Richard Nonas, Untitled, 2012, steel, 8 x 9 x 4”.

New York

Richard Nonas

James Fuentes
55 Delancey Street
March 8–April 21

Since the late-1960s, and with poetic simplicity and an economy of means, Richard Nonas has embraced “locally grown” materials (wood, steel, and stone) to make sense of found space. For “Ridge,” his first solo exhibition with James Fuentes, Nonas aligned his steel floor piece Long Division, 2013, with the entrance of the gallery, as if to immediately pull us into the work. Three untitled works similarly reside on the floor; made of sawn-off steel lengths, they resemble scratched and pitted building blocks, and are the show’s mathematical remainders set within the room’s topography. One sculpture meets the gallery’s white wall in an inverted L-shape, held in place by nothing but gravity.

Nonas also employs split logs hewn from downed trees, such as a pin oak post–Hurricane Sandy or a cherry tree after an earlier storm.
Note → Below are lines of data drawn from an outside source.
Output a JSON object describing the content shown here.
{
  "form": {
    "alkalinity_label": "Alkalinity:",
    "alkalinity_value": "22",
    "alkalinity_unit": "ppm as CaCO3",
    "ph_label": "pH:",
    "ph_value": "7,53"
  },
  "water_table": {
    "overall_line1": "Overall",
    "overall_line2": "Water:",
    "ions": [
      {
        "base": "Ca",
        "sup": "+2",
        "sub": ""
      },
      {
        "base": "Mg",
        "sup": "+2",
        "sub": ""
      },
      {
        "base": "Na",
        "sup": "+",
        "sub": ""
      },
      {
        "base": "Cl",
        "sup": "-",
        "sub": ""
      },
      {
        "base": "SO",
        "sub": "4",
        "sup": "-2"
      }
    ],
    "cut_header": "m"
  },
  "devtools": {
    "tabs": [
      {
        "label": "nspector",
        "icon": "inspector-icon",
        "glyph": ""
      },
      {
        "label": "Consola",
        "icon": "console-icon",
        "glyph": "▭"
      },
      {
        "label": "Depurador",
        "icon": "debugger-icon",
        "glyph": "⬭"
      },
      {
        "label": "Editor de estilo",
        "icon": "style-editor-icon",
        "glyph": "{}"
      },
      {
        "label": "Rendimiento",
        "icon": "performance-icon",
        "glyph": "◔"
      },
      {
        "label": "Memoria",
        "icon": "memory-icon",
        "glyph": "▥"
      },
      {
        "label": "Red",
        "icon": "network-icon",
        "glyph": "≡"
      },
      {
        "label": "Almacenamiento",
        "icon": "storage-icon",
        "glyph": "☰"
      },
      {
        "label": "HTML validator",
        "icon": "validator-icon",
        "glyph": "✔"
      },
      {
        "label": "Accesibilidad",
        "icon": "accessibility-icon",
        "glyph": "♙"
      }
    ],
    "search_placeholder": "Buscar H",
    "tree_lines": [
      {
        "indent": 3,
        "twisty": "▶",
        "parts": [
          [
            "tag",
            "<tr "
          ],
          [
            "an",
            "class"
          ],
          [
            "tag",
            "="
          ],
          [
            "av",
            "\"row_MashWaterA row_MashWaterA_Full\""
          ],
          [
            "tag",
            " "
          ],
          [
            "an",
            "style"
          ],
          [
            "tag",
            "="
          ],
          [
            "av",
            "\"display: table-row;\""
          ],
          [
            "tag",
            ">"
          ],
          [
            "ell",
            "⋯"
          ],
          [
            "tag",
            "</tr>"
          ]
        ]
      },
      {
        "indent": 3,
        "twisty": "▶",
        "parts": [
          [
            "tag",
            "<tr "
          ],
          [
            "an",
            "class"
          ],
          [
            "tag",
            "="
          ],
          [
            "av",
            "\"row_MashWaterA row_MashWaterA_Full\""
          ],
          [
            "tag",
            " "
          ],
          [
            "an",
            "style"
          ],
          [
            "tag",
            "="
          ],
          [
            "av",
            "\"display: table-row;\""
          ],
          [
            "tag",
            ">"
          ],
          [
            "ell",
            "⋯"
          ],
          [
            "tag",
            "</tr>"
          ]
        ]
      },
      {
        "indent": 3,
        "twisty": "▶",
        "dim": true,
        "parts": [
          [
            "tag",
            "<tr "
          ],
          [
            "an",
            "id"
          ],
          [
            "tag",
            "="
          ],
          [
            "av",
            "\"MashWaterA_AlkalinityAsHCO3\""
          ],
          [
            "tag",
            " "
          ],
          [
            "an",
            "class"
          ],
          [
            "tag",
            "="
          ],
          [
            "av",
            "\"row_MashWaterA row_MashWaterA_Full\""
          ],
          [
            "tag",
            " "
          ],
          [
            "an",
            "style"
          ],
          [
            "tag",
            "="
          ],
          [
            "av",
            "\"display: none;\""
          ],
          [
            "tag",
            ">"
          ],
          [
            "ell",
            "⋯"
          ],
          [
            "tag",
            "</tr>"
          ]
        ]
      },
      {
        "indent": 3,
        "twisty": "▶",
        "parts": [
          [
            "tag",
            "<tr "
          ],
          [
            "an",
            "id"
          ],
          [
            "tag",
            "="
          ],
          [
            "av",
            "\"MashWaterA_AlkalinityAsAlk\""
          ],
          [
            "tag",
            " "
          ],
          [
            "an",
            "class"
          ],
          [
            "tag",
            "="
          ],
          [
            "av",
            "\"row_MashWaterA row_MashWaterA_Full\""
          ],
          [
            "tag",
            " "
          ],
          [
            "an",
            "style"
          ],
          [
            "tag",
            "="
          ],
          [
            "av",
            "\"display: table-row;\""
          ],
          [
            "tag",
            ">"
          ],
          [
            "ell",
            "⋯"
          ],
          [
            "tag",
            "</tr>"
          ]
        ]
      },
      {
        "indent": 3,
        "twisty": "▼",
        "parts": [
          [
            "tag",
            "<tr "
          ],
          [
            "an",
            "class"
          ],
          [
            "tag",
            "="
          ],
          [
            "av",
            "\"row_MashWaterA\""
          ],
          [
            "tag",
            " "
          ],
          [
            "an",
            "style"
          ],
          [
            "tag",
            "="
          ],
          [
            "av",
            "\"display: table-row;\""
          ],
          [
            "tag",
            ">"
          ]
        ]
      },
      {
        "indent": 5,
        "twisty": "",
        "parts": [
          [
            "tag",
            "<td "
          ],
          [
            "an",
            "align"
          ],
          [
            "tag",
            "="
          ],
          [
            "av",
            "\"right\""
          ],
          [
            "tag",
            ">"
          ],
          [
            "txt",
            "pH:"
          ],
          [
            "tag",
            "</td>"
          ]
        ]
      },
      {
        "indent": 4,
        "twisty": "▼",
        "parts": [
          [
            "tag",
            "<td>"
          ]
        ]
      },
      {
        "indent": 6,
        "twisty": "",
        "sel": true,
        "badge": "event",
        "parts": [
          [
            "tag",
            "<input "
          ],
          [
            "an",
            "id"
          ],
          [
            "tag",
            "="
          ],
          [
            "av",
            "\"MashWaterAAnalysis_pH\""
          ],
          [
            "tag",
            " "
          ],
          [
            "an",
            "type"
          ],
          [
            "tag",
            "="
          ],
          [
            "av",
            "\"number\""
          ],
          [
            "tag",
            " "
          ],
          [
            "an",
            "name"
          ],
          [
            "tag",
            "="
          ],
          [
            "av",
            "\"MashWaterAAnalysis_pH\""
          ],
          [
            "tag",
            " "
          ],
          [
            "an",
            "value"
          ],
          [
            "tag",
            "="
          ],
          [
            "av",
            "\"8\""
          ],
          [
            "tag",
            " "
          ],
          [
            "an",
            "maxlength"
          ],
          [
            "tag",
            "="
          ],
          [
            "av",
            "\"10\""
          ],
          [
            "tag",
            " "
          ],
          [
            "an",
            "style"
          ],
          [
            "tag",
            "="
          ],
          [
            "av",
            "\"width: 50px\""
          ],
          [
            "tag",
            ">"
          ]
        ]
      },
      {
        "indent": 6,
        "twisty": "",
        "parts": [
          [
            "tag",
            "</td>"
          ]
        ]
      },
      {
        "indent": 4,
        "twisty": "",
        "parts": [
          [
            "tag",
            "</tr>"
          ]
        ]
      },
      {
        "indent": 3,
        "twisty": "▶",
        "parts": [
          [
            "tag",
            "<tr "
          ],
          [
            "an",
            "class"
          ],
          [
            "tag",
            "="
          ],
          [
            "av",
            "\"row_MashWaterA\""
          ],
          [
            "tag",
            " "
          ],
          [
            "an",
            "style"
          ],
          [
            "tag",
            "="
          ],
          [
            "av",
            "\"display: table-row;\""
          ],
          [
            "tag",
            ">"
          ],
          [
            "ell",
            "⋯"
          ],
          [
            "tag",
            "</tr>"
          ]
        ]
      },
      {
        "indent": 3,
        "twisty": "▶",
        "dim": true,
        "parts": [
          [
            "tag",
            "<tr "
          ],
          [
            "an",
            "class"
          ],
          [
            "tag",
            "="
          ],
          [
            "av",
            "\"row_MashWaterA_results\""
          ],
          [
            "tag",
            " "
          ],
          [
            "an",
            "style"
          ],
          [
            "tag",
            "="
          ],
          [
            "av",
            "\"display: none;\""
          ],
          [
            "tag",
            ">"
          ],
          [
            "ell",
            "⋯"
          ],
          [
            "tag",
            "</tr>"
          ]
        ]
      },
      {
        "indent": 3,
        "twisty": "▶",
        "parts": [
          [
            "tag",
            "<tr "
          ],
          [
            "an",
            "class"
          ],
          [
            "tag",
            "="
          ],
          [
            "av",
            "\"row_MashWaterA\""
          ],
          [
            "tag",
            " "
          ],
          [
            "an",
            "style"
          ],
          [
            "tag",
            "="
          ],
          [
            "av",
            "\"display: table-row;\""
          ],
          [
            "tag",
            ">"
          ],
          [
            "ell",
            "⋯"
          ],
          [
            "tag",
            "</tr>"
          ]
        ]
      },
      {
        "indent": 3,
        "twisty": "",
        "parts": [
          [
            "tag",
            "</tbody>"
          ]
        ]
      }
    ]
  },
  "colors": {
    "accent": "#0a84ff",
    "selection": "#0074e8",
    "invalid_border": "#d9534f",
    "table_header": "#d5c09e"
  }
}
He combines the pieces using a wooden-peg construction and installs a sequence of the ad hoc assemblages at eye level on the surrounding walls. In an evocative way, he places the lengths of wood alongside or on top of one another in an arrangement that imbues them with an aura of presence. Untitled, 2013, which is composed of three steel rectangles stacked together, hangs heavy in between the otherwise buoyant works made of wood. Levity and weight are visibly constructed in this elegant show of polar materials that each simultaneously assert the feeling of grounding and dissonance. The complexity of such a transition is at the heart of this work. Nonas asserts, “The most useful moments are the moments of confusion.” His sculptures ultimately become markers for our comprehension of these momentarily invisible lacunae.